Spencer (Troian Bellisario) is invited by Detective Furey (Nicholas Gonzalez) to visit an educational centre he visited as a child. There, they kiss and Furey makes a bandage on Spencer's wound, remnants of the shooting. Aria (Lucy Hale) and Emily (Shay Mitchell) investigate on Sydney's (Chloe Bridges) strange behaviour using Aria's recent skills of hacking, which were taught to her by Caleb. Sydney reveals to the girls that she allegedly no longer plays Jenna's game, and that Jenna has become someone truly dangerous. However, the girls follow her and discover that she was visiting a clinic for the blind to make a donation for a surgery for Jenna. When asked when name she wants it under, she signs as "A.D.", supposedly for "Anonymous Donor". The girls freak out and Aria reaches Sydney's phone messages. She receives a message from a blocked number, questioning if she had done it, and she confirms. Aria and Emily follow her and confront her, demanding answers. Sydney claims "Anonymous Donor" is merely a client at her bank who wishes to remain anonymous, but Aria and Emily aren't convinced and place a tracker in her bag. Toby (Keegan Allen) and Yvonne (Kara Royster) finally ring up after Yvonne wakes up from the coma; however, during a moment of familiar planning, Yvonne drops the flower bouquet she was holding, dying subsequently. Spencer returns from the outing and encounters a grave Toby crying, as she understands that Yvonne's dead. When Aria arrives home, she discovers Nicole (Rebecca Breeds) is back in Rosewood and is living in Ezra's apartment.

== Production ==
The 153rd episode of the show overall, "Hold Your Piece" was directed by Marta Cunningham and written by executive producer Bryan M. Holdman, serving as Holdman's last writing on the series. The title was revealed by Holdman via Twitter on July 28, 2016. Filming commenced on July 28 and wrapped on August 5, 2016. The installment featured the songs "Wanted to Be Loved" by Daniel Ahearn, and "From the Snow-Tipped Hills" by The Silver Lake Chorus.

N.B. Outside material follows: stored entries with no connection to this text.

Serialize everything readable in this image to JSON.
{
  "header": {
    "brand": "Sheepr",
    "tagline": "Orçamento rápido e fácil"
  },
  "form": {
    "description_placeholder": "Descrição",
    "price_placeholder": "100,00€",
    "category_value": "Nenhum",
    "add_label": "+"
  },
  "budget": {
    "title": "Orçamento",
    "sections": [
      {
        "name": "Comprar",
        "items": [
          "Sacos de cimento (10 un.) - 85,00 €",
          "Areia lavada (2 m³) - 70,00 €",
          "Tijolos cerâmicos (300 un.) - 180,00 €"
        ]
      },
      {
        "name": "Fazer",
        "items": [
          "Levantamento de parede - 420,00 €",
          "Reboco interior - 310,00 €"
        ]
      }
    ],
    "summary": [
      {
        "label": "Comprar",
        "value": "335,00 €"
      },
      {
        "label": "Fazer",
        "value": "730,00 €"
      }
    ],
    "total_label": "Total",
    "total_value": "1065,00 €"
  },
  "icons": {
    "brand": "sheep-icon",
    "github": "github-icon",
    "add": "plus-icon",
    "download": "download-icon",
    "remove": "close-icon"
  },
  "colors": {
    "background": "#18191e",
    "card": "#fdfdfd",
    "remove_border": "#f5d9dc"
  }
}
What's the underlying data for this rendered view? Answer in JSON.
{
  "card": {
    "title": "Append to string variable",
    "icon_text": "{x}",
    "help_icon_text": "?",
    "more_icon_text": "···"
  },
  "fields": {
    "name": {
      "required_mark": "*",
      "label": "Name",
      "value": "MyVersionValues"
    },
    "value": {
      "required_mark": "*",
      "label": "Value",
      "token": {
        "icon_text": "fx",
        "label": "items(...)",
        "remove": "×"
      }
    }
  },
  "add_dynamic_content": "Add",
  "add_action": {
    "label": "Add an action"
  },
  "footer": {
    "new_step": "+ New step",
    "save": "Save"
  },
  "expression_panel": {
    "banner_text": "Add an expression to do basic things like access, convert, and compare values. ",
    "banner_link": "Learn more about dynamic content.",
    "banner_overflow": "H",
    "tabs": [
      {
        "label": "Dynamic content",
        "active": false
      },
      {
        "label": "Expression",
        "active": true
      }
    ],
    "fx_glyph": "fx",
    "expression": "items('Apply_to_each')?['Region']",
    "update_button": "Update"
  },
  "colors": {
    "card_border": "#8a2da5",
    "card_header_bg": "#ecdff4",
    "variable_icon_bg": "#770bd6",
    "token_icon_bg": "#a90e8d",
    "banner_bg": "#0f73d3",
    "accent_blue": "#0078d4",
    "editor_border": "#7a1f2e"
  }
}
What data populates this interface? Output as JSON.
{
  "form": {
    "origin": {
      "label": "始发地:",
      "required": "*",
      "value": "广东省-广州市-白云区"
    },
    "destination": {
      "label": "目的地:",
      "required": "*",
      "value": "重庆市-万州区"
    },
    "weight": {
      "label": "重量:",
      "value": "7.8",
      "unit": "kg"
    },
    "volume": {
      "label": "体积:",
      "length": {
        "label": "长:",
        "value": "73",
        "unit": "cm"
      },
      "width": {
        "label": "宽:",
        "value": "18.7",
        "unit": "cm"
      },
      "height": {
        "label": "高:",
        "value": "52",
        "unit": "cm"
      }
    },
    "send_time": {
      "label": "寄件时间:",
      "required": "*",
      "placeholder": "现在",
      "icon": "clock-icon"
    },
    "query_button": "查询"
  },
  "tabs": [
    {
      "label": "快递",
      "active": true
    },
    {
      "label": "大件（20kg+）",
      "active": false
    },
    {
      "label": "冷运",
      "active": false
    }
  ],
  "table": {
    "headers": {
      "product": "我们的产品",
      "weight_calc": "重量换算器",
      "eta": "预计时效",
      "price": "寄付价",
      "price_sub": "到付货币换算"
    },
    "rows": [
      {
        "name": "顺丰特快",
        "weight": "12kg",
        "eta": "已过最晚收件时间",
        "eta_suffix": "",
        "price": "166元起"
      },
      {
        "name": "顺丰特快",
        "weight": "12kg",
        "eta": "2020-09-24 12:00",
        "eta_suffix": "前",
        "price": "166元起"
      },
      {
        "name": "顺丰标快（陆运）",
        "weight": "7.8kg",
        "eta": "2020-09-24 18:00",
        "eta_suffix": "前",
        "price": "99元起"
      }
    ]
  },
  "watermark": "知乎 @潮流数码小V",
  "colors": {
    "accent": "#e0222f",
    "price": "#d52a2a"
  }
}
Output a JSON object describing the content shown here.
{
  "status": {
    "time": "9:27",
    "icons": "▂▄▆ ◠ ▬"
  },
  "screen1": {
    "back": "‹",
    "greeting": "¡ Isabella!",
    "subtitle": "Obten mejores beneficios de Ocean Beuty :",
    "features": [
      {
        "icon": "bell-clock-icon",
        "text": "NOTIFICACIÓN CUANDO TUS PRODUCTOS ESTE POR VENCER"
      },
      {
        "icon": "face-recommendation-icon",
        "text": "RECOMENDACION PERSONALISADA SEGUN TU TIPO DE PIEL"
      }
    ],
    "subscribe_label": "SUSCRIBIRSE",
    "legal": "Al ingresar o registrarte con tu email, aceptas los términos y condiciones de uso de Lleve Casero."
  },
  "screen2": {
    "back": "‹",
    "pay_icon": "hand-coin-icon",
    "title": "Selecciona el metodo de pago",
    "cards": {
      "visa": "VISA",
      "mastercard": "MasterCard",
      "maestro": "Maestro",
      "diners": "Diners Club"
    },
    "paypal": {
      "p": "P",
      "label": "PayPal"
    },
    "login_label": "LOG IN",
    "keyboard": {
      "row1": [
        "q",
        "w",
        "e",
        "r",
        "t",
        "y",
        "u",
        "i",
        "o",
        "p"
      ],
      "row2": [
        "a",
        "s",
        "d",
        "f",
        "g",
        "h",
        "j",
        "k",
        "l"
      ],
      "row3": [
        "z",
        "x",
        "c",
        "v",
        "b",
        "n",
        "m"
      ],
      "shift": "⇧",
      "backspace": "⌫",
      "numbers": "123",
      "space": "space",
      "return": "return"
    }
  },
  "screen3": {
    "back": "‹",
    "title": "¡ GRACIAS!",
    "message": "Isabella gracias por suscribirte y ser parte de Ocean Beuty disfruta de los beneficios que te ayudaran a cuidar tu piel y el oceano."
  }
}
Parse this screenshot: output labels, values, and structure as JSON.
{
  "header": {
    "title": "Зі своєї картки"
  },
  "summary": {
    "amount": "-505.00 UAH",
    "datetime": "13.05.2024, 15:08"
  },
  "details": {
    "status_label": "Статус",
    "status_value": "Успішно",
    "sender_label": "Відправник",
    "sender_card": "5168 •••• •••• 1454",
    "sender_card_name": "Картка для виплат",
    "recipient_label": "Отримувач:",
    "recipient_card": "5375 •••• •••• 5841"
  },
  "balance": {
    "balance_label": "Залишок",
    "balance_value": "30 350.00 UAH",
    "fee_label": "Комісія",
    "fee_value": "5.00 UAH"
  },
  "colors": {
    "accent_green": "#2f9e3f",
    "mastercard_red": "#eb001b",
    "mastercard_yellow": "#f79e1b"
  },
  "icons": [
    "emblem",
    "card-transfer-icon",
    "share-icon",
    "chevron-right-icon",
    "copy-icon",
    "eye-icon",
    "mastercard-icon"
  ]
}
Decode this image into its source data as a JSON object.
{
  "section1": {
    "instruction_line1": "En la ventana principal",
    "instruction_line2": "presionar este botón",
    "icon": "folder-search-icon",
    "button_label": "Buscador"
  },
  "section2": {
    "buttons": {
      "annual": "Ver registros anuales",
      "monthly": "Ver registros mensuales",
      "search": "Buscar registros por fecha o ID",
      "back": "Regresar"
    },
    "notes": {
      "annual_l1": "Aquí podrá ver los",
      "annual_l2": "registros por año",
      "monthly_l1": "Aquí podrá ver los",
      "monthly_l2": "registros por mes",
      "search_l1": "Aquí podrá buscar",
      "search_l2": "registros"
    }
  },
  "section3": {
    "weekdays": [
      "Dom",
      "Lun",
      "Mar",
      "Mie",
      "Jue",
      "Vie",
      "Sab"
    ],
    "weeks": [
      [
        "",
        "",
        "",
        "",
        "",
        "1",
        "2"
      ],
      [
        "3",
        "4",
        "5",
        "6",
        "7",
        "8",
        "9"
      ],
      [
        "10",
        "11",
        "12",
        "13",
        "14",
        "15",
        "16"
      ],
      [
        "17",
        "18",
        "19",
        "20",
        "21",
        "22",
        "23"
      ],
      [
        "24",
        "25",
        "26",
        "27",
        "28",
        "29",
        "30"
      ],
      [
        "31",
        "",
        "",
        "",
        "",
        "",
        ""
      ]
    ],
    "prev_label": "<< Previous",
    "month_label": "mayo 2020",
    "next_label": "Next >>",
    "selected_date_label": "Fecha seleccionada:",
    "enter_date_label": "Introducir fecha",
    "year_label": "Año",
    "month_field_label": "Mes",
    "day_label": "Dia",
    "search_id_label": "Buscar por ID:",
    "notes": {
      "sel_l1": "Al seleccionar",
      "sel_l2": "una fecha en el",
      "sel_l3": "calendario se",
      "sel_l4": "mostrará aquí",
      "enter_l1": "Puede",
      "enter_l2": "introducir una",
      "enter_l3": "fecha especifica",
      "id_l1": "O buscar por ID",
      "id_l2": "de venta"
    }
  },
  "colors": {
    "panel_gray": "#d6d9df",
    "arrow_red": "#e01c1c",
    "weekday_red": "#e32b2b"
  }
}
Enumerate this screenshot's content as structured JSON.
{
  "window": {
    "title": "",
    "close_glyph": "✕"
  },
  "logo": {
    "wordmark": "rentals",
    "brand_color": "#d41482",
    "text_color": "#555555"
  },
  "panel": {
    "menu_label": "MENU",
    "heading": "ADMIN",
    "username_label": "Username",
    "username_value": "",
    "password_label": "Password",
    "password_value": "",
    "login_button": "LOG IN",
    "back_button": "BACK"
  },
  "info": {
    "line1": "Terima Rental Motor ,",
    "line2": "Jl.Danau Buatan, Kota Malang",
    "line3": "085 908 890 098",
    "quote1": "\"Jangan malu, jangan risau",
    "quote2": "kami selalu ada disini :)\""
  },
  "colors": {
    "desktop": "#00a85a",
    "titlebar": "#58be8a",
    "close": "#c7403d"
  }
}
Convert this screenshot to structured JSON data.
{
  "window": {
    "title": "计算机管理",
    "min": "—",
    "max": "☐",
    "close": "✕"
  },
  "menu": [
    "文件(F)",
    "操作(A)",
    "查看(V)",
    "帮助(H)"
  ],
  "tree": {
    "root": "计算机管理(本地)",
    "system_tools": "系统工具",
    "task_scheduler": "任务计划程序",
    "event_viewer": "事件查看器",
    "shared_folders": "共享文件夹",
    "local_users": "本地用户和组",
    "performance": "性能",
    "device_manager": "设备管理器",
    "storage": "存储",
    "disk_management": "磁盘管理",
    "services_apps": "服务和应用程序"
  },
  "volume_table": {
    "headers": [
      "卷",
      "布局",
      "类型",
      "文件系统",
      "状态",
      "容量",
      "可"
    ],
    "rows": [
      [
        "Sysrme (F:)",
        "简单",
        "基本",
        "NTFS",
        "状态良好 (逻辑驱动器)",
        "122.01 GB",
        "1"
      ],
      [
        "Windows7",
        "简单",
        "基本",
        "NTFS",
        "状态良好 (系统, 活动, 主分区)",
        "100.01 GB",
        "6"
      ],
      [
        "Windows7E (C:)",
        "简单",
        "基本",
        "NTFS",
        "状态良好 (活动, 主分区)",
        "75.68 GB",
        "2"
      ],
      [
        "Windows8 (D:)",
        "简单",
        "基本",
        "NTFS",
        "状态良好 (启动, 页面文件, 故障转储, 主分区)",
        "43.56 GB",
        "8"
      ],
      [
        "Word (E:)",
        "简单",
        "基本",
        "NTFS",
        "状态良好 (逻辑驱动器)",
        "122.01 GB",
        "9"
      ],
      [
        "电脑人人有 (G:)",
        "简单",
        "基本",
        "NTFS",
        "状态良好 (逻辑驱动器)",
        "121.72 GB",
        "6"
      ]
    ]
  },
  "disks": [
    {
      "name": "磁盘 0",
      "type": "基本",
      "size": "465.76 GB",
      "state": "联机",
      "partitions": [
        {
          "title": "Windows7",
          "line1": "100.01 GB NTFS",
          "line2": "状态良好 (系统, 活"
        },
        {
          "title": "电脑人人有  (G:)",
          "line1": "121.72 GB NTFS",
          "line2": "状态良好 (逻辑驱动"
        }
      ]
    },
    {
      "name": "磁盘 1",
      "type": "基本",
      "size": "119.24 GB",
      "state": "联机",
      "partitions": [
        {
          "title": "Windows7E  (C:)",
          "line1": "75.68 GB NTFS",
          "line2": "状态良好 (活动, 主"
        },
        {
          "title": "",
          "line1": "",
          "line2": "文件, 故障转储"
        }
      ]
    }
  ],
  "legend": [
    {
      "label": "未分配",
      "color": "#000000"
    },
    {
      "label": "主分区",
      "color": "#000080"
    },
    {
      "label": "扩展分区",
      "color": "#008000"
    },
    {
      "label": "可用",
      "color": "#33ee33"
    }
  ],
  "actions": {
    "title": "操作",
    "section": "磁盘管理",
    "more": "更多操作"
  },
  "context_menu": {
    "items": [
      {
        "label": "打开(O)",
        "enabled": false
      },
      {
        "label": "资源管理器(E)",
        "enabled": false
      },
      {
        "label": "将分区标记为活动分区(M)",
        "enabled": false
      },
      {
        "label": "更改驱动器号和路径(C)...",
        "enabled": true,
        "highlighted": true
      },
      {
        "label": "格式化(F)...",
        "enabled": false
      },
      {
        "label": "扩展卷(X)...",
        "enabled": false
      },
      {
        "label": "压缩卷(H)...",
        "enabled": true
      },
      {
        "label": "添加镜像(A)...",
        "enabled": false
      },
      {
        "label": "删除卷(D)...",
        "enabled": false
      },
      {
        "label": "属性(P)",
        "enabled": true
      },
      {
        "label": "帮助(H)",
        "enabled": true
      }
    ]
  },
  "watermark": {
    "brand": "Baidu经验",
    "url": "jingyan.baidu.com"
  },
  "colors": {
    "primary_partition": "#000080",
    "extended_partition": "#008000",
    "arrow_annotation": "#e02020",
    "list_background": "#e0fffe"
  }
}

This episode features recurring appearances from Nicholas Gonzalez as Detective Marco Furey, Brendan Robinson as Lucas Gottesman, Keegan Allen as Toby Cavanaugh, Rebecca Breeds as Nicole Gordon, Kara Royster as Yvonne Phillips, and Chloe Bridges as Sydney Driscoll.

== Reception ==

=== Ratings ===
"Hold Your Piece" premiered on Freeform on May 2, 2017 to an audience of 0.86 million viewers and acquired a 0.4 rating in the 18-49 demographic; both values were a decrease from the previous episode.

=== Reviews ===
Gavin Hetherington from SpoilerTV gave the episode a favorable review. "I will probably say this is the best episode so far in 7B, and a lot of that comes down to the promise of progress," he commented, "I will start off by saying that I thought this was a good episode, and that it makes next week's look even better." While writing for TV Fanatic, Paul Dailly gave the episode a rating of 2.5 out of 5 stars, establishing a mixed opinion: "[the episode] was all over the place with a lot of moments that made me want to turn the TV off. Hopefully, the series can pull it together before it comes to an end."